Moreover, several of the proteins have been detected in a recent global
in vivo interaction study with B. subtilis (see Table 1). The
complete set of highly expressed unknown B. subtilis proteins can be
easily accessed in the database SubtiWiki
(http://www.subtiwiki.uni-goettingen.de/v4/category?id=SW.6.7;
Pedreira et al., 2022b; see Fig. 1B).
Of the 41 proteins, several have or may have RNA-binding activity, among
them the most strongly expressed and highly conserved unknown protein
YqeY. This protein contains a domain also present in the GatB subunit of
the glutamyl-tRNA amidotransferase subunit suggesting that YqeY might
also have tRNA amino acid amidase activity. The YtpR protein possesses
an tRNA-binding domain that is also present in the beta subunit of the
phenylalanine tRNA synthetase. YtpR physically interacts with GatB
(O’Reilly et al., 2023) suggesting that it might facilitate the
interaction between the Glu-loaded tRNA and the glutamyl-tRNA
amidotransferase GatABC. The paralogous YabR and YugI proteins possess
an RNA-binding S1 domain. Both proteins interact with the small subunit
of the ribosome (O’Reilly et al., 2023) indicating their involvement in
translation. This may also be the case for YrzB, which physically
interacts with multiple ribosomal proteins (O’Reilly et al., 2023). The
YlxR and KhpA proteins were found to bind RNA in Clostrioides
difficile (Lamm-Schmidt et al., 2021). Finally, the YlbN protein is
conserved in most bacteria and plant chloroplasts. The orthologous
chloroplast and E. coli proteins are required for the
accumulation of 23S rRNA (Yang et al., 2016) even though the molecular
activity of the protein remains unknown.
Several of the highly expressed unknown proteins are likely involved in
the control of metabolism. The YjlC protein is encoded in an operon with
the NADH dehydrogenase, and the two proteins interact physically
(O’Reilly et al., 2023) (see Fig. 1A). It is tempting to speculate that
YjlC somehow controls the activity of NAD dehydrogenase. Indeed, both
proteins are required for genetic transformation (Koo et al., 2017)

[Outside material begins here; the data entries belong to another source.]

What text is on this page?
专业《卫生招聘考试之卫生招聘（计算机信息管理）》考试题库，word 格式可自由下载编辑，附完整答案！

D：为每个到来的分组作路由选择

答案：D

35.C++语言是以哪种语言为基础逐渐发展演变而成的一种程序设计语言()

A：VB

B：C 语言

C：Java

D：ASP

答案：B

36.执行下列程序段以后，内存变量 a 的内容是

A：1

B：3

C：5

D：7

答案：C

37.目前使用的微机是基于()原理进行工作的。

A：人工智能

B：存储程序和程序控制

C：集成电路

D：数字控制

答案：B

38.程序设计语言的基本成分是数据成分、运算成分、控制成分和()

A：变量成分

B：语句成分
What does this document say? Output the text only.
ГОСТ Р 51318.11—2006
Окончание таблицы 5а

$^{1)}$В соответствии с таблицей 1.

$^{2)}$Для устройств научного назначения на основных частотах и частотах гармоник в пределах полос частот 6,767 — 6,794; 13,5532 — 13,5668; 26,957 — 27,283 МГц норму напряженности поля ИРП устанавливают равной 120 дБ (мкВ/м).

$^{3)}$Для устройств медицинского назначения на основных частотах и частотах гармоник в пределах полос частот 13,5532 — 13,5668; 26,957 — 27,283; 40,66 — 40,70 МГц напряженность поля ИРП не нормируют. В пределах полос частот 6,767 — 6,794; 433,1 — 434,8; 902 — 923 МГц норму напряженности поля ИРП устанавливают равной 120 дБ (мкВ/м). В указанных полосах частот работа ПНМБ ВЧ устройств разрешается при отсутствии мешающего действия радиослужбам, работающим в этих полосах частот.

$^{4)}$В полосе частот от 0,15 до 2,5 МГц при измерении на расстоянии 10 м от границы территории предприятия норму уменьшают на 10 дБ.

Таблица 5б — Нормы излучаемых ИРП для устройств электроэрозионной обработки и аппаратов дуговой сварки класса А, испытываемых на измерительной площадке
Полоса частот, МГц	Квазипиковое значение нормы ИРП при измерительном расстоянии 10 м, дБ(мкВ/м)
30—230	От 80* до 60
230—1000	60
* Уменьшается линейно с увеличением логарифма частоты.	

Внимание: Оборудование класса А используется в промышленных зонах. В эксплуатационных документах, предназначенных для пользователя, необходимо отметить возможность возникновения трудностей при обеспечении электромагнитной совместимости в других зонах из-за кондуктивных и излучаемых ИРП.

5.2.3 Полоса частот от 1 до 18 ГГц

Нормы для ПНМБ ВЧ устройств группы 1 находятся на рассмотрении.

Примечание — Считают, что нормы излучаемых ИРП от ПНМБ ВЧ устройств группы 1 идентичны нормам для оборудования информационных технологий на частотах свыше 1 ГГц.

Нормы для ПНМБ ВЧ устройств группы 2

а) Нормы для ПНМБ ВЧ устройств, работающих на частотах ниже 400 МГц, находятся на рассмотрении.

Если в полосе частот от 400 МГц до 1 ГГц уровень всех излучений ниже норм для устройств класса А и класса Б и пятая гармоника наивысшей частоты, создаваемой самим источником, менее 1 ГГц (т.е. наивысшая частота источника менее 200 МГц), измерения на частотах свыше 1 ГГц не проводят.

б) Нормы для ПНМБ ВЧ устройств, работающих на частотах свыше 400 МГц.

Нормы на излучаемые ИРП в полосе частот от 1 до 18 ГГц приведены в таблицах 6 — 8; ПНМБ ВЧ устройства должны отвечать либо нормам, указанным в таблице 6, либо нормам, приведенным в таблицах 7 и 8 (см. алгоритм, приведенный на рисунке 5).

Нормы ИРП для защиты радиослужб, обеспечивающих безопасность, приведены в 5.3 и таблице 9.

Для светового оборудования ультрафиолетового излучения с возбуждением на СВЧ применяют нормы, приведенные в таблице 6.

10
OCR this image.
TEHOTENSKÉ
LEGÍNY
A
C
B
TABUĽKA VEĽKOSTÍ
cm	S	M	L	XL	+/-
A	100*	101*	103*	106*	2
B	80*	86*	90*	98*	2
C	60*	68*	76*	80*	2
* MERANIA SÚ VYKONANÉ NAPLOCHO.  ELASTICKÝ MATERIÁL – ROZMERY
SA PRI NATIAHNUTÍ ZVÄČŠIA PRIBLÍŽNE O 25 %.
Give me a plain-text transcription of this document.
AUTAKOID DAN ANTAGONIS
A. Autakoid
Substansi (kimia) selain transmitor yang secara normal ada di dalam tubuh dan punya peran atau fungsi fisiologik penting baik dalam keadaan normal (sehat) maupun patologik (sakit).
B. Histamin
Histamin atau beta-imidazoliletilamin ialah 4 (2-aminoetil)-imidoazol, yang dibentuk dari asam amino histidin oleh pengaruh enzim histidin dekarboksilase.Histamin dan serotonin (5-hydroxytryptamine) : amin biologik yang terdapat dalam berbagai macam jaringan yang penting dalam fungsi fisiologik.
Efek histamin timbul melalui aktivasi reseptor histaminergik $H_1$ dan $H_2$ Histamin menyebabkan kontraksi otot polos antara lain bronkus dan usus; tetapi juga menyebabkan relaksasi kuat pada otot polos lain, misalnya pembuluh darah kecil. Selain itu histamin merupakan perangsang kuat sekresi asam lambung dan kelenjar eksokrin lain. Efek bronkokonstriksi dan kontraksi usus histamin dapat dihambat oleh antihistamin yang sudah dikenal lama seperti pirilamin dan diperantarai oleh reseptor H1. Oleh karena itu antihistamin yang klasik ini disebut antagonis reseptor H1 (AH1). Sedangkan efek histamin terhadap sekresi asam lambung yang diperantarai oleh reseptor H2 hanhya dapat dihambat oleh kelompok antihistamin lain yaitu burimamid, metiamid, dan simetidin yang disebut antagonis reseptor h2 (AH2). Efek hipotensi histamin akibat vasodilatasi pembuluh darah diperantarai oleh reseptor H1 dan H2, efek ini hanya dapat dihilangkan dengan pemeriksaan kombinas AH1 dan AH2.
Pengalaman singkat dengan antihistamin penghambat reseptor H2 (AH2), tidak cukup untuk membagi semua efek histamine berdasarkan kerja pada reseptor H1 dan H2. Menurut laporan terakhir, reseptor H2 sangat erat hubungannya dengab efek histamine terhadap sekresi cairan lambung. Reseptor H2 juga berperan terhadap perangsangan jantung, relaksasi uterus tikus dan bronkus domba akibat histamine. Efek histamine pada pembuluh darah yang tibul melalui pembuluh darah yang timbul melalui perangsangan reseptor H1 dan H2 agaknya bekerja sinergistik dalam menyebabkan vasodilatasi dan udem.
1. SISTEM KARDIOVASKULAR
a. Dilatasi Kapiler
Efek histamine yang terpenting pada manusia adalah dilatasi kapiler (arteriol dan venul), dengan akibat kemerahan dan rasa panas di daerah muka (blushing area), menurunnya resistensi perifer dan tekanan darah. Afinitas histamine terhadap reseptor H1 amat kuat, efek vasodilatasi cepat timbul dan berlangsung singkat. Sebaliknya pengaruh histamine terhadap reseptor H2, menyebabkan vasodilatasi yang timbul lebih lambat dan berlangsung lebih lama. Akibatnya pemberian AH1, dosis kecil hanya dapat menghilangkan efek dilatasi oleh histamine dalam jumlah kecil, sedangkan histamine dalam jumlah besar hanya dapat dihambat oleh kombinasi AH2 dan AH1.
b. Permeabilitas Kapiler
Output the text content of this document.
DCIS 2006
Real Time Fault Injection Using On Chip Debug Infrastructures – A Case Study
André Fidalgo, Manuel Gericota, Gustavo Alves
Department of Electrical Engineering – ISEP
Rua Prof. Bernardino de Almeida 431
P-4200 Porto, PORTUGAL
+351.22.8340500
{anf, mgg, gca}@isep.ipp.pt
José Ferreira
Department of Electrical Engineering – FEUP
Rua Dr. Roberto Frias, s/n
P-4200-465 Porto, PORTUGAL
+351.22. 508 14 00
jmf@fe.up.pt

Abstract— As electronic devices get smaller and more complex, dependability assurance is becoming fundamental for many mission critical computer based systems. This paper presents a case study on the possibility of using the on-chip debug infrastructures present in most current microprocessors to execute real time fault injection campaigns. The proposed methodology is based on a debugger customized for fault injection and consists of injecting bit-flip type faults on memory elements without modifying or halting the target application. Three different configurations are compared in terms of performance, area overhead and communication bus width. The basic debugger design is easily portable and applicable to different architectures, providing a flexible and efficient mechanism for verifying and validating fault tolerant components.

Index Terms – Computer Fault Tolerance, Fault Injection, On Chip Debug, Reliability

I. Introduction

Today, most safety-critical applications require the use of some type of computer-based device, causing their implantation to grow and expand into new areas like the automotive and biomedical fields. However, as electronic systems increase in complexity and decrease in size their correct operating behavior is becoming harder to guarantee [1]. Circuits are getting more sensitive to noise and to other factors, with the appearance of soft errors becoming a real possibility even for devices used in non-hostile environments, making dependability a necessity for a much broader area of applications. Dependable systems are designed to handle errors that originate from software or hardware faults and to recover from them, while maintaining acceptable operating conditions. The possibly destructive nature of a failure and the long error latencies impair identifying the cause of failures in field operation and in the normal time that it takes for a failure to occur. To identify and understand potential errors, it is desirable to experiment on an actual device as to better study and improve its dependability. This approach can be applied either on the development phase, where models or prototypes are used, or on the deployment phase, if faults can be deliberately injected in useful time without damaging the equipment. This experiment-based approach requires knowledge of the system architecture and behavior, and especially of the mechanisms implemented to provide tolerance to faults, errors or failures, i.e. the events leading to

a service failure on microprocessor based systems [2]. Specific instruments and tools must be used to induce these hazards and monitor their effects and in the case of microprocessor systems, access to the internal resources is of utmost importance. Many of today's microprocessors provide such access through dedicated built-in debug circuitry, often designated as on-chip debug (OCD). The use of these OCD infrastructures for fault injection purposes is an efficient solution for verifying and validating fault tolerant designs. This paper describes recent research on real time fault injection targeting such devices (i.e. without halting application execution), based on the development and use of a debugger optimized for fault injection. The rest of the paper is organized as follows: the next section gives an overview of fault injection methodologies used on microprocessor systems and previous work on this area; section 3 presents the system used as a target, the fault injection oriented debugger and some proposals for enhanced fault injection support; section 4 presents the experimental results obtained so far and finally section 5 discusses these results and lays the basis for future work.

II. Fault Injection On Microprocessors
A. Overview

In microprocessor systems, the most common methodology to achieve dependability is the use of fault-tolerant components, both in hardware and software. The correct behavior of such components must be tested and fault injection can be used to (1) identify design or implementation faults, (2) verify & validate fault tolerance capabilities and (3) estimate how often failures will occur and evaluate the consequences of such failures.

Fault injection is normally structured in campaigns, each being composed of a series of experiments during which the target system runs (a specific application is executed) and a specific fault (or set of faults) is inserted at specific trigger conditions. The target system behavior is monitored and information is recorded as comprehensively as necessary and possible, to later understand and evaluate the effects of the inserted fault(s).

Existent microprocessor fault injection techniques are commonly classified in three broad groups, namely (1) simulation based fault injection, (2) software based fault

indicating that they perform a joint function. The YlaN protein
interacts with the key regulator of iron homeostasis (O’Reilly et al.,
2023), and the normally essential gene becomes dispensable at high iron
concentrations (Peters et al., 2016). Thus, YlaN may control iron
homeostasis via Fur. The paralogous YqhY and YloU proteins are encoded
in operons with genes required for complementary aspects of fatty acid
acquisition, either biosynthesis or fatty acid phosphorylation. TheyqhY gene is quasi-essential and the cells respond to its
inactivation with the accumulation of suppressor mutations in the
subunits of acetyl-CoA carboxylase (Tödter et al., 2017). Thus, these
two proteins may control different aspects of lipid biosynthesis. The
strength of initial protein-protein interaction information is
demonstrated by the YneR protein which interacts with the PdhA and PdhB
subunits of pyruvate dehydrogenase. Targeted experimental studies
revealed that YneR acts as an inhibitor of pyruvate dehydrogenase
activity. The prediction of the YneR-PdhA-PdhB complex structure using
the power of artificial intelligence suggested that YneR protrudes into
the substrate binding site of pyruvate dehydrogenase, thus suggesting a
mechanism for inhibition. Indeed, site-directed mutagenesis based on the
predicted complex structure verified this mechanism (O’Reilly et al.,
2023). This example shows the power of association analyses.
Another interesting group of highly expressed unknown proteins consists
of rather small proteins in the range of 47 to 54 amino acids that are
encoded in the 5’ regions of highly expressed genes and that are
associated to an RNA element that is transcribed in the same
orientation. Moreover, the occurrence of these proteins is limited toB. subtilis and very close relatives in the genus Bacillus(see Table 1). All these features are reminiscent of regulatory elements
that are involved in mechanisms similar to attenuation. Actually, the
BrmB leader peptide of brmCD operon shares all properties with
respect to protein size, linkage to an RNA element, and occurrence only
in B. subtilis (Reilman et al., 2014).